Let’s reframe discipline. Think about discipline as making inviolable time to be with your children. To connect with friends. To build your community. How about the discipline to attend to your own self-care? To honor yourself by feeding yourself well, or taking yourself in for a flu shot, or buying yourself a gift.
I have begun taking myself out on dates. Sound weird? Here’s how it goes. I ask myself, “What would be fun to do?” Maybe I take myself to dinner and a movie. Not dinner from a fast-food drive-in window, but at a real restaurant with tables and waiters and stuff. I order whatever sounds good on the menu and a glass of wine.
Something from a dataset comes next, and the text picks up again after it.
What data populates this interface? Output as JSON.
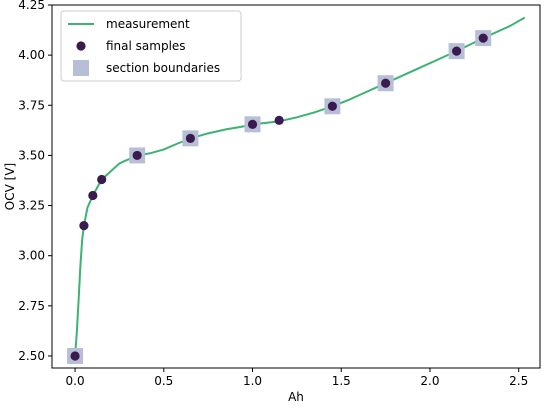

Then, I choose a movie I really want to see and buy myself a ticket. Sure, doing this with a friend is lovely. But doing it for myself is affirming.
I treat myself as I would treat a guest.
And I end up feeling pampered, and cared for, and… dare I say it?…happy.
Discipline gives you a sense of your own inner strength. Having discipline is all about choosing to make the most of your life. You make choices to support yourself — because you are strong enough to do that. If you’re feeling overwhelmed, or oppressed, or chaotic, take a moment and find one little area of your life where you can reconnect with your own inner strength — even if you feel you don’t have any, or other folks tell you that you have no right to strength — you can find it. Then nurture it. It will grow. Then, let your inner strength build the life you are meant to have.